The intention is that Pico will start on his PhD after the war. Before the war he never came round to it because of his mother’s illness. He makes some study trips to Eastern Europe to collect enough material about mammoths, the logical subject for a PhD. He does publish a number of articles about mammoths, but because of his perhaps “too” diverse interests, he never finishes his PhD.

In 1950 Hendrik (Henk) Engel succeeds de Beaufort as director of the Zoological Museum. Tera remarks years later on Engel’s retirement: Since 1950, various improvements have been made in the building, equipment, the library and the hiring of both scientific and administrative staff. The museum magazine “Beaufortia” is founded under his leadership. Engel has a great sense of responsibility for the staff, but is also friendliness itself and has a great sense of humor. That’s different from complaining about Engel during the war, but that was only to Pico and this is in public.

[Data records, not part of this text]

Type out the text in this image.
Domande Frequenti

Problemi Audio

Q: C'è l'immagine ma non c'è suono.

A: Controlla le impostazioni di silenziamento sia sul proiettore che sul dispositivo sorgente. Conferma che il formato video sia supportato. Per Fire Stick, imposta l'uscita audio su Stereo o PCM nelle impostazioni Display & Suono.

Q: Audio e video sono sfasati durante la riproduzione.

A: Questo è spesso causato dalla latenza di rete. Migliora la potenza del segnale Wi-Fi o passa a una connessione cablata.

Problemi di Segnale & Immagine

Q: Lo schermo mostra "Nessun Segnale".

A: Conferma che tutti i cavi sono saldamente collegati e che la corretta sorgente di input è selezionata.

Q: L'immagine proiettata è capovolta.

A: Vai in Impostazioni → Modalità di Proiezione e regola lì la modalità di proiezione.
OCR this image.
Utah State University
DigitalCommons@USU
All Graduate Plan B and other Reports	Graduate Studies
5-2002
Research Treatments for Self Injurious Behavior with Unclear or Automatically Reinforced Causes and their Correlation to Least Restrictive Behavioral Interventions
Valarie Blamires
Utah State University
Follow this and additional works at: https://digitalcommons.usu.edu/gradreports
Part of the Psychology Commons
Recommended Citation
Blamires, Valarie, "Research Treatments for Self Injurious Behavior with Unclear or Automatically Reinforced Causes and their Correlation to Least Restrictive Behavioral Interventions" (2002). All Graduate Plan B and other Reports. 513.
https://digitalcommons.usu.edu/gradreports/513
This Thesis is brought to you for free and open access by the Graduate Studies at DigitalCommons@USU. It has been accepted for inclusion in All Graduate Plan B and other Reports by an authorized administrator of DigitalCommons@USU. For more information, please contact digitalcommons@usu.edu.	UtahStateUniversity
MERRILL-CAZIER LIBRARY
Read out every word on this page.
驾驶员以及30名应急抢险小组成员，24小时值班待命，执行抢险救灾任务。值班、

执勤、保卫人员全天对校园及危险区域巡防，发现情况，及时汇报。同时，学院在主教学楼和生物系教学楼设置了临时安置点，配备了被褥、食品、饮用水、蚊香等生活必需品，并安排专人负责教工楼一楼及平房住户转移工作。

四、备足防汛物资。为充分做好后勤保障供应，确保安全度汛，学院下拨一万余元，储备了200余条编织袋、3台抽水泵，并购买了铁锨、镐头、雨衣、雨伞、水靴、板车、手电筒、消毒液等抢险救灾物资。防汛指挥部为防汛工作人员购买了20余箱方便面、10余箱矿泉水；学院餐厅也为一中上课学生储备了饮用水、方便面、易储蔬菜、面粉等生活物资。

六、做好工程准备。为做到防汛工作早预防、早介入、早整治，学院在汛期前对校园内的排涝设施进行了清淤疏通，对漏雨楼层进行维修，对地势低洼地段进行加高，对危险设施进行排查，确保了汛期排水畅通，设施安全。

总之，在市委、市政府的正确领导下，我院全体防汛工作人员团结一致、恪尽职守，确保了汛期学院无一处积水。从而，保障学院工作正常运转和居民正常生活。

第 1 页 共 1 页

The Engel family with children like to stay at De Wael, where Hendrik Engel writes in the guest book in 1951: The laudtrompet of angels gleefully praises the welcome, the joys and pleasures of life at De Wael, ….

The departure of de Beaufort and the transfer of Engel to the post of director means that a place becomes available for a curator, that place goes to Pico, so that Tera and Pico both work at the museum from 1950. (Next Pico at the museum, 1957)

Pico is interested in the very large, he becomes a real mammoth specialist. Tera is especially interested in the very small, the land and freshwater molluscs of islands. Together they are interested in science, in Zeeland and in history and archaeology, especially because of the fossils.

In this way Tera has achieved what she most praised in her great examples Max and Anna Weber: a harmonious life in which you work together as a couple. In the next blog we will see how Tera maintains her international contacts.